En un sens, j’ai commencé à écrire de la poésie avant d’être capable d’écrire. Du moins selon ma mère, qui écrit des livres pour enfants. Dans l’un de ses premiers poèmes, elle me cite disant que “les boucles blondes de mon frère illuminent notre chambre la nuit”. L’éditeur refusa de publier le poème, expliquant qu’il était improbable qu’une fillette s’exprime si poétiquement. Au cours préparatoire, j’écrivais mon premier poème, et en un sens, je n’ai pas cessé depuis. Bien que d’une certaine façon, j’aie tenté de résister. Ecrire venait si naturellement que je n’en mesurais pas la valeur. Peut-être était-il aussi difficile parfois d’affronter les choses que cela me renvoyait. J’ai choisi d’étudier le cinéma et non pas une activité liée à mon écriture. Mais l’écriture me poursuivait. Je me suis concentrée sur l’écriture scénaristiques en plus de la réalisation, mais je n’arrivais pas à créer des récits traditionnels. Par exemple, mon film de fin d’études tournait autour des mots. C’était le dictionnaire cinématographique d’un personnage inventé. Quand j’étais étudiante, j’avais aussi commencé à travailler comme journaliste, développant mon propre style dans une rubrique personnelle sur l’art. Puis j’ai commencé à m’éloigner du journalisme, j’avais l’impression qu’il déteignait sur mon écriture, et je voulais aussi travailler dans une profession qui aide directement les gens. J’ai commencé à étudier l’art thérapie, et publié mon premier livre “Contact Glue” en 2001. Bien qu’ayant des années d’expérience d’écriture journalistique et que je continue alors de travailler comme critique littéraire, je n’ai publié aucun poème avant que mon premier livre ne soit entièrement terminé.

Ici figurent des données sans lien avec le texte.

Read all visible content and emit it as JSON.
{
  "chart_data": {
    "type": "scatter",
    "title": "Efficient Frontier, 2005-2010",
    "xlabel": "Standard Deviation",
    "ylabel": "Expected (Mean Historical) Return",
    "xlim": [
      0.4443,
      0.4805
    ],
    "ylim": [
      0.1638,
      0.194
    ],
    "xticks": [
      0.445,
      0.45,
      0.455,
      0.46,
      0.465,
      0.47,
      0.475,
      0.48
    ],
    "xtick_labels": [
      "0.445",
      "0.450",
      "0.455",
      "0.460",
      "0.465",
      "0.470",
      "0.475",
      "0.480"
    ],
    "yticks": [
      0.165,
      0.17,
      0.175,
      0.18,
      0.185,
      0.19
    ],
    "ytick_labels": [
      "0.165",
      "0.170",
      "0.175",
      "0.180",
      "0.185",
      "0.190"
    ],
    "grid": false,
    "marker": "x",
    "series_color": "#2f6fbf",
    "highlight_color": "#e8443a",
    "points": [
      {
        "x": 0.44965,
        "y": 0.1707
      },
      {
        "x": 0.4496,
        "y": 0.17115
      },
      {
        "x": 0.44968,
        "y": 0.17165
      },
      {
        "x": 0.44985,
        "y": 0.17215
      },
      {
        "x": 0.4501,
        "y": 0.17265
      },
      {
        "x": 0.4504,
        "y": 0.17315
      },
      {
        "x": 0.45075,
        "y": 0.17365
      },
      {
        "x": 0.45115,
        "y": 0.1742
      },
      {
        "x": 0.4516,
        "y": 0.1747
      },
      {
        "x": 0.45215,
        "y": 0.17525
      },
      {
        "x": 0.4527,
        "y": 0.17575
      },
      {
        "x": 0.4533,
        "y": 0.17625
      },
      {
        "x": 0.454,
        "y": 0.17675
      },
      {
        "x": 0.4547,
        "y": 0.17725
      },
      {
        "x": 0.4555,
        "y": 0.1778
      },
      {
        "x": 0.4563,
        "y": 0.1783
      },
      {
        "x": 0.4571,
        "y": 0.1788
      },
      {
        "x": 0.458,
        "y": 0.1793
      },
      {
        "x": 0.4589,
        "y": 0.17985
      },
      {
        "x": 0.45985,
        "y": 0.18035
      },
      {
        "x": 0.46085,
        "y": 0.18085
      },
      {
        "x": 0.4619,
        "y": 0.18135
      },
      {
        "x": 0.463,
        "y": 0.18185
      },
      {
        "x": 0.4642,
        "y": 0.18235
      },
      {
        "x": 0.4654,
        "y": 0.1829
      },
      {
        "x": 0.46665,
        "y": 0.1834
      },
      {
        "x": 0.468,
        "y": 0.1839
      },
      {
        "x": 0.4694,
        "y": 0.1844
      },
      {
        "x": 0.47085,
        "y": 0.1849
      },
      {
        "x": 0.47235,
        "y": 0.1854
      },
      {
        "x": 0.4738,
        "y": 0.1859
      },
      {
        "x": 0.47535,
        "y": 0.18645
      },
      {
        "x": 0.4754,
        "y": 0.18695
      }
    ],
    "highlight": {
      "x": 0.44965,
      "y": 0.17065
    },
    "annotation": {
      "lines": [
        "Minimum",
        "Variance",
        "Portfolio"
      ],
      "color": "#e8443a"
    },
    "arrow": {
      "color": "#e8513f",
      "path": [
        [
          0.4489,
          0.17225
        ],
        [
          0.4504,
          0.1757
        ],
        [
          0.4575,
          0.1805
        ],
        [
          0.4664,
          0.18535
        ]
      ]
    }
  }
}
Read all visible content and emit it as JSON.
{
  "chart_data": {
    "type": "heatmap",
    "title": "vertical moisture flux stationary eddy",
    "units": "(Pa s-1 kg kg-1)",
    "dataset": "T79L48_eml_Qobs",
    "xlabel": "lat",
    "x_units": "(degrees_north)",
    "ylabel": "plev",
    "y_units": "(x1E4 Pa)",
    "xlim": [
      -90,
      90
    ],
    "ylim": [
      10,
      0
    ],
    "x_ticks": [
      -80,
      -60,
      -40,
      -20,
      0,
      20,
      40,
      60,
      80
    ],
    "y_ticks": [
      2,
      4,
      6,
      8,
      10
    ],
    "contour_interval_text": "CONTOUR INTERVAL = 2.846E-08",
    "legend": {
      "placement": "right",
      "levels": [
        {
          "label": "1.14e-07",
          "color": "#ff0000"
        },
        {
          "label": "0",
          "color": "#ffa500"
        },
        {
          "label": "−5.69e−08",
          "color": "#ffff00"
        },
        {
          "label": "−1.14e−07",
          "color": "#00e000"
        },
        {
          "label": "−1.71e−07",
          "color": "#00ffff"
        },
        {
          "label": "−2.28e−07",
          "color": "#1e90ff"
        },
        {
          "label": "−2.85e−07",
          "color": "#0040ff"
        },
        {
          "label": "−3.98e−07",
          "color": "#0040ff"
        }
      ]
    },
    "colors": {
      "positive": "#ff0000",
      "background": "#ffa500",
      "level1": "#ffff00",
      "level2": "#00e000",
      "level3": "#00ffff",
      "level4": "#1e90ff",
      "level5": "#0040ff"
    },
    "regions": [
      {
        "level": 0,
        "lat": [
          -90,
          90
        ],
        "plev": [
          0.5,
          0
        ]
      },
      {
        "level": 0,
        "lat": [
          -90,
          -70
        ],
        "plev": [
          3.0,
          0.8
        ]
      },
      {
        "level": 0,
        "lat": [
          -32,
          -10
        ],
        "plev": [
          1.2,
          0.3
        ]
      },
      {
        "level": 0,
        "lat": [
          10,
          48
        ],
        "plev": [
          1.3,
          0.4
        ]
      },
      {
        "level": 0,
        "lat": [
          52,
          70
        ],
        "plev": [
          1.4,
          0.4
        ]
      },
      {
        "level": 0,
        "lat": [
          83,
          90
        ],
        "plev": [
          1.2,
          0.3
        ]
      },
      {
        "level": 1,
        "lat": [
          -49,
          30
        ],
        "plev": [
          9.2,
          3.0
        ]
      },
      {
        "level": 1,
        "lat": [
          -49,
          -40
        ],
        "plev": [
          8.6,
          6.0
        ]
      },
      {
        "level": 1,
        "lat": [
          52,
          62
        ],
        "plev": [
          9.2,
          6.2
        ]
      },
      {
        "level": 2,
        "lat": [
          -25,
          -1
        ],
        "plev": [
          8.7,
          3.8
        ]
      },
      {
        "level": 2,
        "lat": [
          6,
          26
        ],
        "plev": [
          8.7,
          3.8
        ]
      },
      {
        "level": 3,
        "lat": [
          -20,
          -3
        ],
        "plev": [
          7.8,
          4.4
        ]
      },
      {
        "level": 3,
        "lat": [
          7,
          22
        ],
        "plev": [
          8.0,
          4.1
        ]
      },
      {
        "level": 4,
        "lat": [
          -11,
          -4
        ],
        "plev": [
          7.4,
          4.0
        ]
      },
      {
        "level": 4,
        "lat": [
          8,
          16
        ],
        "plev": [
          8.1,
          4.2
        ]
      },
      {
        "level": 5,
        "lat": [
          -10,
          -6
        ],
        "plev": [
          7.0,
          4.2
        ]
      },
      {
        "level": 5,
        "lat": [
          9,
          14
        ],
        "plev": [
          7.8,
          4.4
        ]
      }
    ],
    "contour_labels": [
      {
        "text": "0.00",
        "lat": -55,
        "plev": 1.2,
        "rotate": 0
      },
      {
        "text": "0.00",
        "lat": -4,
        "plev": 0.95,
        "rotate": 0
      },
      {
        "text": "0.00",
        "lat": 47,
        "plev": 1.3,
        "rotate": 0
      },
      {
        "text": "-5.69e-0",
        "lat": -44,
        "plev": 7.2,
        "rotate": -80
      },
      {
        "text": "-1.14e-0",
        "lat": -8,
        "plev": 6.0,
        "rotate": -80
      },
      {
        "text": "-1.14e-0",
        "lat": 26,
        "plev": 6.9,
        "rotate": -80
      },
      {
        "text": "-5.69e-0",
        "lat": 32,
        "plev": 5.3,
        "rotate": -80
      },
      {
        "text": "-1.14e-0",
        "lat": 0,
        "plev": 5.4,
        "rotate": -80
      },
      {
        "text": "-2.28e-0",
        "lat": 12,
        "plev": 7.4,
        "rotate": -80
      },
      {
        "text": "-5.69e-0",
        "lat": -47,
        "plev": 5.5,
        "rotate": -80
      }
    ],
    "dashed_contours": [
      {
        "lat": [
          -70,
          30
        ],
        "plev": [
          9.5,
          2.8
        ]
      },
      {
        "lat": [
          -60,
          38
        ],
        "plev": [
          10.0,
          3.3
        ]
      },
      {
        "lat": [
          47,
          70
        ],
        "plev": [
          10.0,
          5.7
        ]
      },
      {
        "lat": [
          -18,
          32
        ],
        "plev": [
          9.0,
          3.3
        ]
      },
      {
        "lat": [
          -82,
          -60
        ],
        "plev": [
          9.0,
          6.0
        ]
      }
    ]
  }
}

Je ne pense pas avoir une organisation particulière pour écrire. J’essaie d’avoir toujours avec moi un carnet afin de saisir les vers qui me viennent n’importe quand. Puis je les copie dans un dossier sur mon ordinateur et je les retravaille si nécessaire. Les saisir à l’ordinateur aide également à comprendre la structure que requiert chaque poème. Je les abandonne ensuite dans le dossier, je retourne rarement vers eux après la première saisie, quand je les ai copiés dans l’ordinateur. Qhand j’ai l’impression qu’ils constituent un ensemble qui peut devenir un livre, quand un thème et un style les relie, je les retravaille, ainsi que l’ordre dans lequel ils seront insérés dans le livre, les connotations qui naissent des liens entre eux.
- Si tu devais donner une définition de la poésie en quelques mots, quels seraient-ils?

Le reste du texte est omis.